When all you can do is walk

I want to walk. I want to walk and walk and walk. The dog wants to stop and sniff but I am not in the mood for dawdling. I want to walk the war in my chest out of me. My feet are venting machines. They punch the ground like boxer’s gloves.

I head towards the oval and determine not to engage other dog-walkers. I fix my gaze on the path in front and hope my body language will be enough to alert would-be conversationalists to my mood. If the little man in the beret tries to bail me up with another one of his sexist jokes I might kick him in the shins.

This morning my fridge has turned up its toes. The ice-cream is the consistency of mousse and my teenagers could consume one of the frozen juice bars in one slurp and gulp. The fridge technician who I have filled in on the phone suspects it’s the compressor. I’ll be looking to outlay around the same cost as a new fridge to replace it. But check the door is sealing properly, he suggests, and wait forty-eight hours just in case.

I pass the community notice board with its rapidly rusting legs and wonder why the designers didn’t plan for dog pee. I pound over the new asphalted sections of path I’d seen council-workers making preparations for yesterday. Why didn’t they continue one more metre to where a tree root is pushing up the path? The smell of lemon-scented something encourages me to lift my gaze as, out of habit, I cast around for the source of the fragrance. I have never been able to locate the actual plant and my thoughts poke at the mystery of it. I walk past the smelly dog poo bin several meters further on. I manage to negotiate the off-lead section of the walking path, past the oval and out onto the street with minimal communication.

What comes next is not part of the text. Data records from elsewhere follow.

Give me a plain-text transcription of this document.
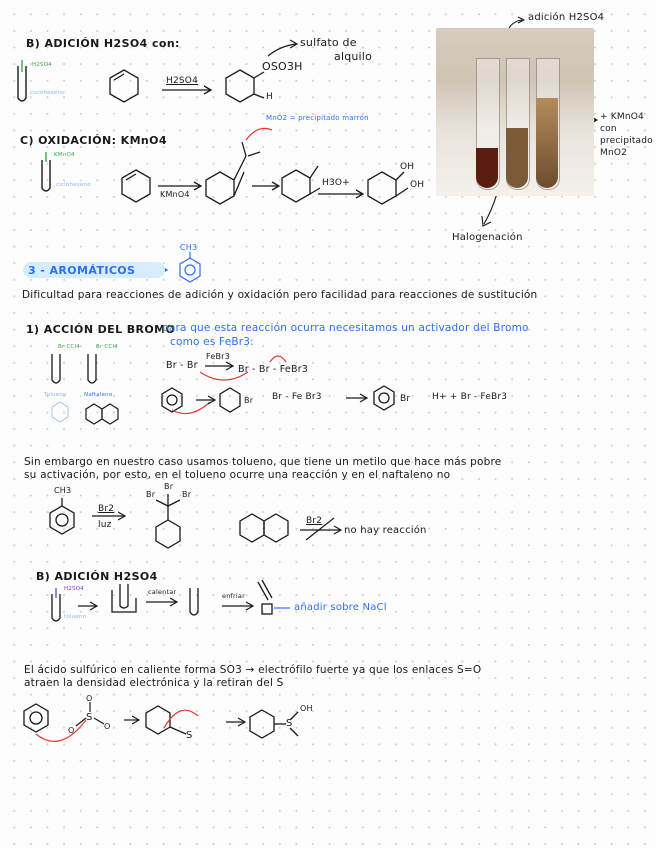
B) ADICIÓN H2SO4 con:
H2SO4
ciclohexeno
H2SO4
OSO3H
H
sulfato de
alquilo
C) OXIDACIÓN: KMnO4
KMnO4
ciclohexeno
KMnO4
MnO2 = precipitado marrón
H3O+
OH
OH
adición H2SO4
+ KMnO4
con
precipitado
MnO2
Halogenación
3 - AROMÁTICOS
CH3
Dificultad para reacciones de adición y oxidación pero facilidad para reacciones de sustitución
1) ACCIÓN DEL BROMO
para que esta reacción ocurra necesitamos un activador del Bromo
como es FeBr3:
Br CCl4	Br CCl4
Tolueno	Naftaleno
Br - Br
FeBr3
Br - Br - FeBr3
Br Br - Fe Br3	Br H+ + Br - FeBr3
Sin embargo en nuestro caso usamos tolueno, que tiene un metilo que hace más pobre
su activación, por esto, en el tolueno ocurre una reacción y en el naftaleno no
CH3
Br2
luz
Br
Br
Br
Br2
no hay reacción
B) ADICIÓN H2SO4
H2SO4
tolueno
calentar	enfriar
añadir sobre NaCl
El ácido sulfúrico en caliente forma SO3 → electrófilo fuerte ya que los enlaces S=O
atraen la densidad electrónica y la retiran del S
S
O
O
O	S
S
OH
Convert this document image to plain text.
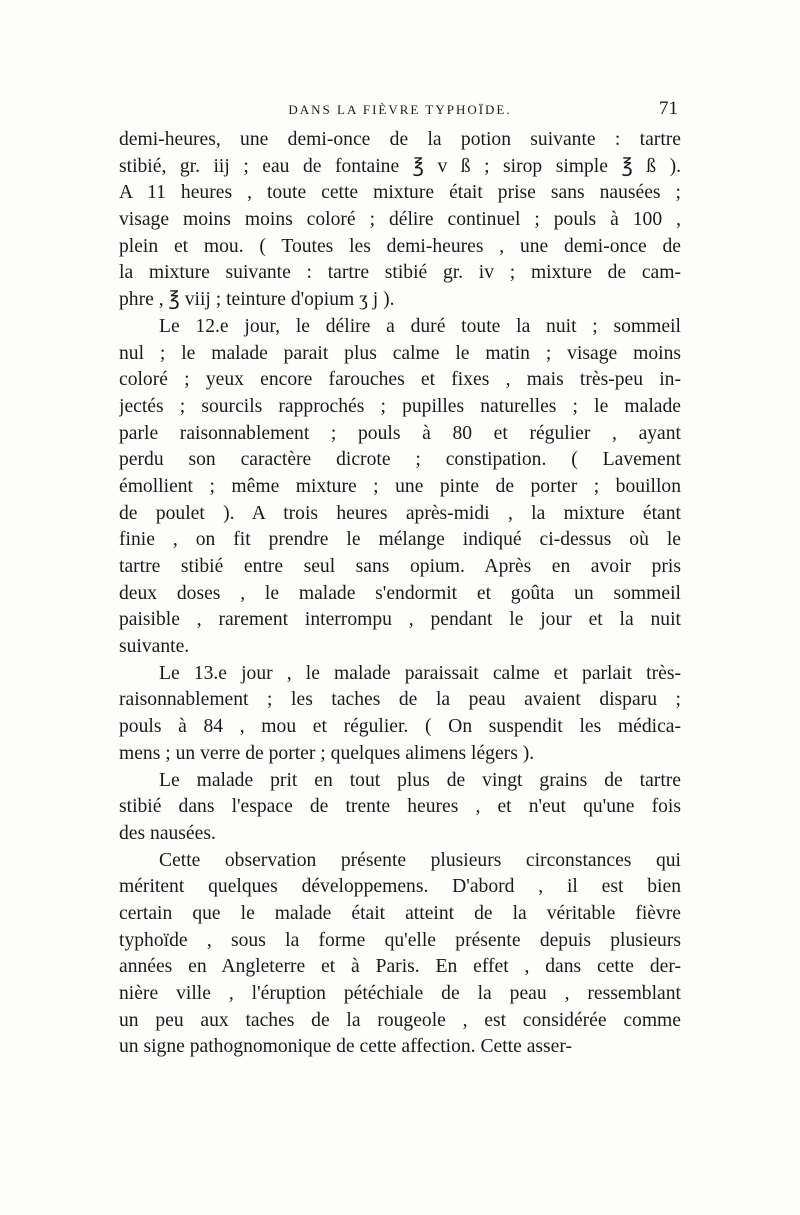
DANS LA FIÈVRE TYPHOÏDE.	71
demi-heures, une demi-once de la potion suivante : tartre
stibié, gr. iij ; eau de fontaine ℥ v ß ; sirop simple ℥ ß ).
A 11 heures , toute cette mixture était prise sans nausées ;
visage moins moins coloré ; délire continuel ; pouls à 100 ,
plein et mou. ( Toutes les demi-heures , une demi-once de
la mixture suivante : tartre stibié gr. iv ; mixture de cam-
phre , ℥ viij ; teinture d'opium ʒ j ).
Le 12.e jour, le délire a duré toute la nuit ; sommeil
nul ; le malade parait plus calme le matin ; visage moins
coloré ; yeux encore farouches et fixes , mais très-peu in-
jectés ; sourcils rapprochés ; pupilles naturelles ; le malade
parle raisonnablement ; pouls à 80 et régulier , ayant
perdu son caractère dicrote ; constipation. ( Lavement
émollient ; même mixture ; une pinte de porter ; bouillon
de poulet ). A trois heures après-midi , la mixture étant
finie , on fit prendre le mélange indiqué ci-dessus où le
tartre stibié entre seul sans opium. Après en avoir pris
deux doses , le malade s'endormit et goûta un sommeil
paisible , rarement interrompu , pendant le jour et la nuit
suivante.
Le 13.e jour , le malade paraissait calme et parlait très-
raisonnablement ; les taches de la peau avaient disparu ;
pouls à 84 , mou et régulier. ( On suspendit les médica-
mens ; un verre de porter ; quelques alimens légers ).
Le malade prit en tout plus de vingt grains de tartre
stibié dans l'espace de trente heures , et n'eut qu'une fois
des nausées.
Cette observation présente plusieurs circonstances qui
méritent quelques développemens. D'abord , il est bien
certain que le malade était atteint de la véritable fièvre
typhoïde , sous la forme qu'elle présente depuis plusieurs
années en Angleterre et à Paris. En effet , dans cette der-
nière ville , l'éruption pétéchiale de la peau , ressemblant
un peu aux taches de la rougeole , est considérée comme
un signe pathognomonique de cette affection. Cette asser-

Three funerals in three weeks – all on a Thursday. I think of Anna, barely past thirty, with a passion for advocacy and writing; a bright mind whose struggle with mental health and addiction robbed the world of her creativity and compassion. I think of her mother and what it must be like to lose your child. My stomach knots and I blink back tears.

I walk past a black dog who barks at us from behind his bars at the side of a small red-brick house. He paces back and forth like a lion. Unnerved, my dog pulls on her lead and we continue on past the block where the old weatherboard used to be, a port-a-loo now perched prominently in its place on top of a mound of dirt. I walk and walk. Thoughts and feelings bubble up from some cavity within me I have forgotten about. I walk past the house that last week sold for a million dollars. I consider the Japanese-style front garden, the angular lines of the building, and wonder what its hidden secrets are –unseen from the street – that make it worth a million dollars.

I think about Jenelle – who died on the morning of Anna’s funeral – and how her primary school-aged children will now have to make their way in the world without her. I picture her smiling face and try to take it in. Try to make sense of the enormity of the loss for her family and friends.

I walk for an hour and as I turn the corner into the street that leads back to the oval a taxi pulls up a few houses down. As I walk past a young girl is paying the cab driver. I wonder why she has arrived in a taxi. Doesn’t she have a car? Couldn’t she get a lift? Or the bus? But it’s none of my business so I cross the road and head for home.

The creek is tranquil under the canopy of gum trees and willows and rings with the calls of rosellas and miners. A gang gang creaks in the low branches of a wattle tree up ahead and I watch a blur of grey as it flies away. My pace slows and I allow myself to stop and watch a currawong take a bath in the shallows of the creek. The air here is earthy and cool. The bird pauses and looks up at me with its yellow eyes and there is something sacrosanct about that momentary connection.

A sign I had seen yesterday, on the fence adjacent to the creek, that read Small grey dog found - enquire within has been taken down. I hope this means good news.

The funeral this Thursday is for a man in his eighties – the father of my childhood friend, Jeanette. For a couple of days I am under the impression it is Jeanette's mother who has passed away and I berate  myself for not visiting her for years. I spend time thinking about her, recalling the warmth in our connection and her teaching me my first German phrase - diner ist fertig - which I can still hear her calling through a back window to gather her family to the table. Then, in a twist of fate, my father calls and tells me he has seen the funeral notice in the paper and had misheard the original phone message without his hearing aid in. It is bittersweet news. I have not seen Jeanette since we were teenagers and hope I will recognise her at the funeral.

After I walk up my driveway and into the house I hang up the dog’s lead and look in the freezer.

The ice-cream has pooled in the bottom of the container.

(The name ‘Anna’ has been substituted for reasons of privacy.)